Dans cette nouvelle configuration du capitalisme, la propriété étatique du capital est mise au service d’un interventionnisme économique musclé, que l’on peut observer dans les puissances dominantes comme dans les pays moins riches ou influents. De nombreux États l’utilisent aussi afin d’exercer un contrôle renforcé sur les actifs commerciaux et moyens de production jugés stratégiques, ainsi que sur certains flux d’investissements transfrontaliers.
Ce nouveau capitalisme d’État ne remet ni fondamentalement en cause le système de propriété privée marchande, ni le rôle de la logique du profit dans l’allocation des ressources.
Mais il vient y injecter des ambitions géostratégiques et une volonté de plus en plus explicite de « façonner » les marchés pour les orienter politiquement.
En raison de son insertion croissante dans les réseaux commerciaux et financiers de l’économie mondialisée, il brouille de plus en plus la frontière entre la sphère publique et le domaine privé de l’activité économique — contribuant à générer des tensions commerciales entre États concurrents.
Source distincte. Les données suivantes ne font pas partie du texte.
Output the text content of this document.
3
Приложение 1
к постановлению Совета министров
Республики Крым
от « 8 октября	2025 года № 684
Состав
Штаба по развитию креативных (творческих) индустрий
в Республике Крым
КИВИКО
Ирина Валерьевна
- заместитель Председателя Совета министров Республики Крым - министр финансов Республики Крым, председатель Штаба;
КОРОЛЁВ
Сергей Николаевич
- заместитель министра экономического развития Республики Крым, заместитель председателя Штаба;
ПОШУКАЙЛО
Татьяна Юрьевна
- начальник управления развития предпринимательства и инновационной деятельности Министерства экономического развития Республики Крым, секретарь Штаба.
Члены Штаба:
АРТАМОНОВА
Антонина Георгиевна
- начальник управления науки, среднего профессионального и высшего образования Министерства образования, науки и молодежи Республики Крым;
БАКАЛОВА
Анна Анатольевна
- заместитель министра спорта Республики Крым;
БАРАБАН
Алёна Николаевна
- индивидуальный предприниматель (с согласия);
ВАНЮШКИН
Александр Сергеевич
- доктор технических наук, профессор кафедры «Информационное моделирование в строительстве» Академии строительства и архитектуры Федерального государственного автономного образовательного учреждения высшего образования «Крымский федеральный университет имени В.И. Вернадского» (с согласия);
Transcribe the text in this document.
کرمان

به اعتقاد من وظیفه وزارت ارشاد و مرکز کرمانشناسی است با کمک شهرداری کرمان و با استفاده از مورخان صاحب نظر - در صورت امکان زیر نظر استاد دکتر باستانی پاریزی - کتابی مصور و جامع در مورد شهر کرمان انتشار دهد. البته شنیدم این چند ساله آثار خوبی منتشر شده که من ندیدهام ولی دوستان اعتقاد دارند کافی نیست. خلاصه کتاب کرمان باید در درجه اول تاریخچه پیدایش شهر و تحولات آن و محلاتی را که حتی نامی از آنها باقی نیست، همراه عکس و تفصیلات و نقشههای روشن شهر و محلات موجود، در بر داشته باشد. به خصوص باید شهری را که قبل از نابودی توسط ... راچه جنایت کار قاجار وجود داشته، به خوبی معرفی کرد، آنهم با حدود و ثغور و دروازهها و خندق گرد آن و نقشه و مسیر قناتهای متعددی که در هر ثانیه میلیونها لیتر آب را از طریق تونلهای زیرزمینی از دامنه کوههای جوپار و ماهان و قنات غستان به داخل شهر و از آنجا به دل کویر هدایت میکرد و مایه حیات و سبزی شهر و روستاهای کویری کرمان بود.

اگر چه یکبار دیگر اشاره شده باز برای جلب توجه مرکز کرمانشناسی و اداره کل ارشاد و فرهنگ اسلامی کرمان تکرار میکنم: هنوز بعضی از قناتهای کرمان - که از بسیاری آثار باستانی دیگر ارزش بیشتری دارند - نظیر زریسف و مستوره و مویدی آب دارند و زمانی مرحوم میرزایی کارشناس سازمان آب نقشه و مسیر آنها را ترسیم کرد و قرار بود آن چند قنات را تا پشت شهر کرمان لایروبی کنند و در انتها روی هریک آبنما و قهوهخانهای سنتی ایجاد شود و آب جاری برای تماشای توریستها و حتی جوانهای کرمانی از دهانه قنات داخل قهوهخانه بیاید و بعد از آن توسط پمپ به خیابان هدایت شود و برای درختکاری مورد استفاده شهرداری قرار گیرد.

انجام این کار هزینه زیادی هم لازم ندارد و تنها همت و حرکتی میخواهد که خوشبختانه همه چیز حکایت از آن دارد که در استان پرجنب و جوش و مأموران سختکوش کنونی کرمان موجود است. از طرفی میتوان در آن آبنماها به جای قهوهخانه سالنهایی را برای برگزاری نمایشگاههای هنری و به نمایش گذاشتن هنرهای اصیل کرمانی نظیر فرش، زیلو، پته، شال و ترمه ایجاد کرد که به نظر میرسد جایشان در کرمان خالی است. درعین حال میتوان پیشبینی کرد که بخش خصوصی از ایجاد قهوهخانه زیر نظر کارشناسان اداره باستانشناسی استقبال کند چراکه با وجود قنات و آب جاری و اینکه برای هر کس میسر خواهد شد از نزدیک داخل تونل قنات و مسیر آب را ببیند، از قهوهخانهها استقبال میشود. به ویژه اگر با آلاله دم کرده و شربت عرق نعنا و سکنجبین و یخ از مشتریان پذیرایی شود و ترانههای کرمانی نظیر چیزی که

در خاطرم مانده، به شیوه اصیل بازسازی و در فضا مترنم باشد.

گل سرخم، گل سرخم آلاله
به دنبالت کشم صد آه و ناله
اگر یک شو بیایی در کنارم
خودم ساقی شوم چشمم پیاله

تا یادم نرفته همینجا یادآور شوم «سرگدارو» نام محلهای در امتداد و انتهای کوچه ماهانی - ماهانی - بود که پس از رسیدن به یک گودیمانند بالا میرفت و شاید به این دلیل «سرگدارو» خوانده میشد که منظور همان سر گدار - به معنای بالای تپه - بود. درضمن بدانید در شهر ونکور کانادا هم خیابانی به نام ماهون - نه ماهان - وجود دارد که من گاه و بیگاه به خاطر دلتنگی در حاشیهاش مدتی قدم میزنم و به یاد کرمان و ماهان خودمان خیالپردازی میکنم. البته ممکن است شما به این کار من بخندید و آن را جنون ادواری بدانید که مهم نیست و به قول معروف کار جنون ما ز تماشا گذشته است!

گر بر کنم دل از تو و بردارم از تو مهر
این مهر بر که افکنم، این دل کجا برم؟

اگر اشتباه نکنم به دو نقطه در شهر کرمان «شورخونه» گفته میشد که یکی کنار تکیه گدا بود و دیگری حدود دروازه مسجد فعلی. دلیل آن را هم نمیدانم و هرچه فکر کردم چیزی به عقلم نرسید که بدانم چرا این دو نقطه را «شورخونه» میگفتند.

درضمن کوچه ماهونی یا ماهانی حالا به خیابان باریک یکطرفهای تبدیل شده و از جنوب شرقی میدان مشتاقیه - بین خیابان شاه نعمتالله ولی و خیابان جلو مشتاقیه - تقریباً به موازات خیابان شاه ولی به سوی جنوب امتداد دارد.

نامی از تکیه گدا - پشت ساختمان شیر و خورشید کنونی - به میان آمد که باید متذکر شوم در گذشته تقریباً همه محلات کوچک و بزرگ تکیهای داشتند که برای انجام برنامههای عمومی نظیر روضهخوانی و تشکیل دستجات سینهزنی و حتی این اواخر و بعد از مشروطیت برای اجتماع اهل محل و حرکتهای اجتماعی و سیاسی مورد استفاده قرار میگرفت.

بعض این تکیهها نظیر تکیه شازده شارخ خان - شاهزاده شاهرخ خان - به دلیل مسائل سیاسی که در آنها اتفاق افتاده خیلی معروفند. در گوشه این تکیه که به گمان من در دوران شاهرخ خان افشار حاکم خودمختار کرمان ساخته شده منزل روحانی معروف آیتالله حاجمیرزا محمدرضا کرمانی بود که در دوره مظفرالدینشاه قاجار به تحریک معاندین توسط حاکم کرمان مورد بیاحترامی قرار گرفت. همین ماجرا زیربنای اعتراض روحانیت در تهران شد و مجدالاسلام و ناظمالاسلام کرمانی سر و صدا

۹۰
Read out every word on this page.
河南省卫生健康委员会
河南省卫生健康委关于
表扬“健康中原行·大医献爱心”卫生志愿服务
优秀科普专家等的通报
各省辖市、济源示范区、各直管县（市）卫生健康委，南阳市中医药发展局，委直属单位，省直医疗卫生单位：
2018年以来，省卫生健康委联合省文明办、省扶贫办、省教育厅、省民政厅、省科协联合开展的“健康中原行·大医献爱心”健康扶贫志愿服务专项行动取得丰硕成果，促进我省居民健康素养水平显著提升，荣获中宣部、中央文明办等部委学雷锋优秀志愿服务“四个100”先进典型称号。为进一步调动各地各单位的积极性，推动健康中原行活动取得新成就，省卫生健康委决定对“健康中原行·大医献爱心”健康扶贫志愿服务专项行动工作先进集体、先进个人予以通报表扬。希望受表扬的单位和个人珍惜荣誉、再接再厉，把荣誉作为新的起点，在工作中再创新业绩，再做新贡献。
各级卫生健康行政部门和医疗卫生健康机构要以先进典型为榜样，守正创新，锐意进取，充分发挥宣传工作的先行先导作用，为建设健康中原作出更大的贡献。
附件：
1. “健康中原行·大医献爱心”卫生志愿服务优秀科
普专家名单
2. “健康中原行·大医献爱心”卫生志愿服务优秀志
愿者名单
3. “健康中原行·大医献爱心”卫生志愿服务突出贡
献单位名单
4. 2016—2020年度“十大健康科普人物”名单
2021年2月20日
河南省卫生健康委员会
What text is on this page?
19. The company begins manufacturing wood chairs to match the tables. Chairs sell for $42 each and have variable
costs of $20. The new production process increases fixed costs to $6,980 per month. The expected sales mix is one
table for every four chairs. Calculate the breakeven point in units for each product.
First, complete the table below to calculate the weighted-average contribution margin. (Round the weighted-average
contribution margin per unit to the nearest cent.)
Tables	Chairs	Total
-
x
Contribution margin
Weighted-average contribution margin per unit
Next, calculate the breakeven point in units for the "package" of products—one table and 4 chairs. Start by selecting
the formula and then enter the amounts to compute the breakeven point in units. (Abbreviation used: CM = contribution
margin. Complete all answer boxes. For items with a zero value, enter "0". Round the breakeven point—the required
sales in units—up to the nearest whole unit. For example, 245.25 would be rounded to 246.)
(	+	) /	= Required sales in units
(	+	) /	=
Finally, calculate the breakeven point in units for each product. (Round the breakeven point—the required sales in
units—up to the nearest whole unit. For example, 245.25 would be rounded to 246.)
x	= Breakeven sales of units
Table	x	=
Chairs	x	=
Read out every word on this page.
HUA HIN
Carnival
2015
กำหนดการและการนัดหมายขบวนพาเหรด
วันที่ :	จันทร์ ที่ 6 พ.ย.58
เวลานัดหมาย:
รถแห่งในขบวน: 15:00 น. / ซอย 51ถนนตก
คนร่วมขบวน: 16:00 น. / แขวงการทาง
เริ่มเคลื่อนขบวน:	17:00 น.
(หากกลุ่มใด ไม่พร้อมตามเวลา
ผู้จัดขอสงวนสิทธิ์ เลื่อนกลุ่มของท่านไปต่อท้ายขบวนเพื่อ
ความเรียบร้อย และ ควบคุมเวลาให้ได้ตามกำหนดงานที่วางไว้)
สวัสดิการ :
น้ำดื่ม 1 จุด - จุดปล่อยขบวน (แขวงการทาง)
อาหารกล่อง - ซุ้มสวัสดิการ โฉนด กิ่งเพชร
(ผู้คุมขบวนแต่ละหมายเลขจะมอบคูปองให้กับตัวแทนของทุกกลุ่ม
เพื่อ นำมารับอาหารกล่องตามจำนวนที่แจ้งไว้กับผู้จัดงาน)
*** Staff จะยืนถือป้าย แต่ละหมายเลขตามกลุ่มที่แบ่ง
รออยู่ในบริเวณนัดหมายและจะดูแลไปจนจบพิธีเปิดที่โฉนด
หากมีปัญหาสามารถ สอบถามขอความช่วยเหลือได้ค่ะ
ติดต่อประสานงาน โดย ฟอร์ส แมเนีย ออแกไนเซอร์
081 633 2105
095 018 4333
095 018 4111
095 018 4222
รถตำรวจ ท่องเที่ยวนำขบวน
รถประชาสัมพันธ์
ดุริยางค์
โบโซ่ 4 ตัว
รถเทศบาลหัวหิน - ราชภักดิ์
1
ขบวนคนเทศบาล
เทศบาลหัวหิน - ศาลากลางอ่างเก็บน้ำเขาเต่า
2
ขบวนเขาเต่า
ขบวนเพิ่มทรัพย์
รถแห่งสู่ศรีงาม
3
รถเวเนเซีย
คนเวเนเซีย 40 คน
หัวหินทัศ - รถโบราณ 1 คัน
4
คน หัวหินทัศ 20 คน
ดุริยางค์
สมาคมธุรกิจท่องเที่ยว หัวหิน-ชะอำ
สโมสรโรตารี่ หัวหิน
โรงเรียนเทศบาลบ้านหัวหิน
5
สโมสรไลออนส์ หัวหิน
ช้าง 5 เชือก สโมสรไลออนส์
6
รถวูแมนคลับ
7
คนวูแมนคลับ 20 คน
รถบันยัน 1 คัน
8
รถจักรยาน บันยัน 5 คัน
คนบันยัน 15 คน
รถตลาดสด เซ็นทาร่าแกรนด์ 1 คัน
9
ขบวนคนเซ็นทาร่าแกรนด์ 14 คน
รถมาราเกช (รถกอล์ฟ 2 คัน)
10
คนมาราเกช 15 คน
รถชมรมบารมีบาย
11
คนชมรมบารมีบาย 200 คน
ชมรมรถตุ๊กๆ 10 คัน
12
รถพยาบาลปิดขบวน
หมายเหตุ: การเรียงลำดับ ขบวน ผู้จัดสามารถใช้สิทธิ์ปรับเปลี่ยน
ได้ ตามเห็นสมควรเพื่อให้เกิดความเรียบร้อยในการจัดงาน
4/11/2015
Cela tend à conférer à la mondialisation un caractère de plus en plus tendu, antagoniste et agressif, notamment dans la gestion politique de la concurrence économique internationale.
Fonds souverains, entreprises d’État et activisme étatique : le retour de l’interventionnisme
Avant d’examiner les déterminants de ces mutations du rôle de l’État et de la place de la propriété étatique dans le capitalisme contemporain, commençons par décrire quelques-unes de ses manifestations les plus significatives.
Alors que les vastes programmes de privatisation dans les années 1980 et 1990 ont considérablement transformé le secteur public dans une grande majorité d’États, on assiste depuis le début des années 2000 à un retour en force de la propriété étatique sous des formes diverses.
Celle des fonds souverains est sans doute la plus visible.
Ces fonds d’investissement détenus par des États sont devenus des acteurs majeurs sur les marchés financiers mondiaux.
On estime leur nombre total à 179, soit près de sept fois plus qu’il y a une vingtaine d’années. Les actifs qu’ils contrôlent sont passés de moins de 1 000 milliards de dollars en 2000 à plus de 12 400 milliards de dollars en 2024 1.
Ces fonds investissent dans un large éventail de secteurs économiques, allant de l’immobilier aux infrastructures et à l’industrie manufacturière avancée en passant par les énergies renouvelables, la vente au détail, les médias, le sport, la finance, l’intelligence artificielle et les biotechnologies. Aux États-Unis, Trump a récemment signé un décret visant à créer un fonds souverain qui pourrait être utilisé pour prendre des participations dans des entreprises et des technologies de pointe, et investir dans des minéraux essentiels à la transition.
Mais les entreprises d’État ont également connu un certain renouveau.
Elles ont gagné en influence dans l’économie mondiale — dans des secteurs aussi divers que les transports, l’ingénierie, la construction, l’exploitation minière, l’agrochimie, les services publics, les télécommunications, l’industrie métallurgique, l’aérospatiale, ou les semi-conducteurs.
Elles se caractérisent souvent par des structures de propriété hybride, qui mêlent actionnaires privés et propriété étatique partielle. Certaines d’entre elles sont devenues des entités transnationales extrêmement compétitives, dont les résultats économiques sont souvent aussi bons — voire meilleurs — que ceux d’entreprises multinationales possédées par des actionnaires privés.
Le Fonds monétaire international estime que les entreprises d’État représentent aujourd’hui 20 % des 2000 plus grandes entreprises du monde, soit deux fois plus qu’il y a vingt ans 2. Selon la Banque Mondiale, elles représenteraient environ 13 à 22 % de la capitalisation boursière mondiale 3.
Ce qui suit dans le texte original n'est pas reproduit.